Monday, October 23, 2006

CNN, Big Brother, and Truth

In at least one respect, the incident reported in my previous posting has unfolded like something straight out of George Orwell’s 1984. Orwell describes life in a dictatorship where “truth” is determined by the Party leadership, and actual news stories get endlessly rewritten in order to show Big Brother and the Party were in the first place, always correct. Now for a twist on 1984: imagine a world where critical news stories need never be completely rewritten, because news departments pre-empt anticipated government denials, rephrasing any harsh criticism of the government in softer terms.

In the previous posting, I questioned whether CNN had toned-down criticisms by a Bush administration official in its report. I contrasted CNN’s account with an account by the BBC. Answering some questions and raising new ones comes a second CNN article: State Department official: I misspoke on Iraq policy First, note that CNN has not altered its original phrasing of the official’s criticisms:
WASHINGTON (CNN) -- A senior State Department diplomat apologized Sunday for having told the Arab satellite network Al-Jazeera on Saturday that there is a strong possibility history will show the United States displayed "arrogance" and "stupidity" in its handling of the Iraq war.
there is a strong possibility history will show… But that’s not what the official apologizes for having said, as the very next paragraph shows:
"Upon reading the transcript of my appearance on Al-Jazeera, I realized that I seriously misspoke by using the phrase 'there has been arrogance and stupidity' by the U.S. in Iraq," Alberto Fernandez said in an e-mail sent to reporters by the State Department and attributed to him.
'there has been arrogance and stupidity' The official has quoted himself, and the quote attests to the blatant inaccuracy of the first paragraph of this CNN report.
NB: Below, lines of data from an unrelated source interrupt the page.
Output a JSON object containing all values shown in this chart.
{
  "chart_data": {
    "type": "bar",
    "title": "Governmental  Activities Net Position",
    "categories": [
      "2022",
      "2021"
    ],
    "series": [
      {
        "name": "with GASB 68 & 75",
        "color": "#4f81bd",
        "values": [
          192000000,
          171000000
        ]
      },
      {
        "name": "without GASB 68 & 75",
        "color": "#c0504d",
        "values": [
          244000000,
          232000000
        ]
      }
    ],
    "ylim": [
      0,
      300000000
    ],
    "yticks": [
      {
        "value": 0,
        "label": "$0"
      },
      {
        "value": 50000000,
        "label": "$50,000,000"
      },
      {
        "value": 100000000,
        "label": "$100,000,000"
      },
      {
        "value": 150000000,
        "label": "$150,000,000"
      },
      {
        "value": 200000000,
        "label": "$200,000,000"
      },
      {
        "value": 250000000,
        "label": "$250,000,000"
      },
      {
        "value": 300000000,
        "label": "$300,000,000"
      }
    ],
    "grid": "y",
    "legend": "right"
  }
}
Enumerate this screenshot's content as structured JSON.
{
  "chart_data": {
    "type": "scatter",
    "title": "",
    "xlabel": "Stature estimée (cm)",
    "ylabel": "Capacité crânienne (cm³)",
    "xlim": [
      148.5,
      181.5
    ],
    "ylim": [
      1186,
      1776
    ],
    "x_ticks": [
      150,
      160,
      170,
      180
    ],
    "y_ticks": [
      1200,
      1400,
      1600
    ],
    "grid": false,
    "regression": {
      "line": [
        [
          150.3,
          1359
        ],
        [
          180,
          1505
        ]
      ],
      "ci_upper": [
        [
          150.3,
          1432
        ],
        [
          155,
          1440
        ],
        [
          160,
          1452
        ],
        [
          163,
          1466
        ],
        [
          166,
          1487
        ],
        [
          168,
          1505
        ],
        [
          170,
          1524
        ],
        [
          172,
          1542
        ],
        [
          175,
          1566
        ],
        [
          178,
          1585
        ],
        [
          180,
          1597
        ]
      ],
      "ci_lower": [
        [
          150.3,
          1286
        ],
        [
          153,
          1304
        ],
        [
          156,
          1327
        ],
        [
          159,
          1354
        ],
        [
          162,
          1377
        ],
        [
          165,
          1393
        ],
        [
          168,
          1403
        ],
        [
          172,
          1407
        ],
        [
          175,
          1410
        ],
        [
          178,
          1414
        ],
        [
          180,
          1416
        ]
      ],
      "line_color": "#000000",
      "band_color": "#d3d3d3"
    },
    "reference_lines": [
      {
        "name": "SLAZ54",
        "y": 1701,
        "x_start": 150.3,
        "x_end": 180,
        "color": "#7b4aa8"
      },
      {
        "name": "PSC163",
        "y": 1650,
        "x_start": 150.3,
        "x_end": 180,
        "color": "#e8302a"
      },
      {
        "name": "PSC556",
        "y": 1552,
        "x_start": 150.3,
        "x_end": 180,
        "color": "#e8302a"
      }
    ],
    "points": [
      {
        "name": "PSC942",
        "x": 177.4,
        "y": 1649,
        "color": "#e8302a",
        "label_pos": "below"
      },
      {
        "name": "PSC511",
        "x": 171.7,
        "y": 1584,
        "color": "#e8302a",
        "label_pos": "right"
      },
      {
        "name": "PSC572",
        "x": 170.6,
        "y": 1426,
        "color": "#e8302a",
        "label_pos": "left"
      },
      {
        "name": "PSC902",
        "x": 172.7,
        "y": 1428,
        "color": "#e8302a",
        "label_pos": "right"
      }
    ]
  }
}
Further down the article, we see that CNN has misreported the wording of CNN’s own translation:
His apology Sunday differed from a defense of his comments that he made to CNN during an interview Saturday night.

"History will decide what role the United States played," he told Al-Jazeera in Arabic, based on CNN translations. "And God willing, we tried to do our best in Iraq.

"But I think there is a big possibility (inaudible) for extreme criticism and because undoubtedly there was arrogance and stupidity from the United States in Iraq."
…because undoubtedly there was arrogance and stupidity from the United States in Iraq. This also happens be a near perfect match with the BBC account. Here we have concrete evidence (provided by CNN itself) that CNN's distortion of the official's actual remark did not stem from a translation issue. CNN reconstructed the official’s harsh language into phrasing that made the official sound far less critical of the administration than he actually was. Of course, we have no proof that CNN softened the tone of the official’s criticisms intentionally.

As to the content of the story: It’s evident that Bush Administration higher-ups pressured this official to renounce what he actually said and meant. The lesson is clear: if you work for the US government you must understand that truth is not based on fact, experience, or perception – that’s not how officials shall arrive at the truth. Truth is something that can only be determined and shaped by the Bush administration itself. Hence the absurdity of this second news story, wherein the official is shown disavowing his own words -- as if they had never been spoken.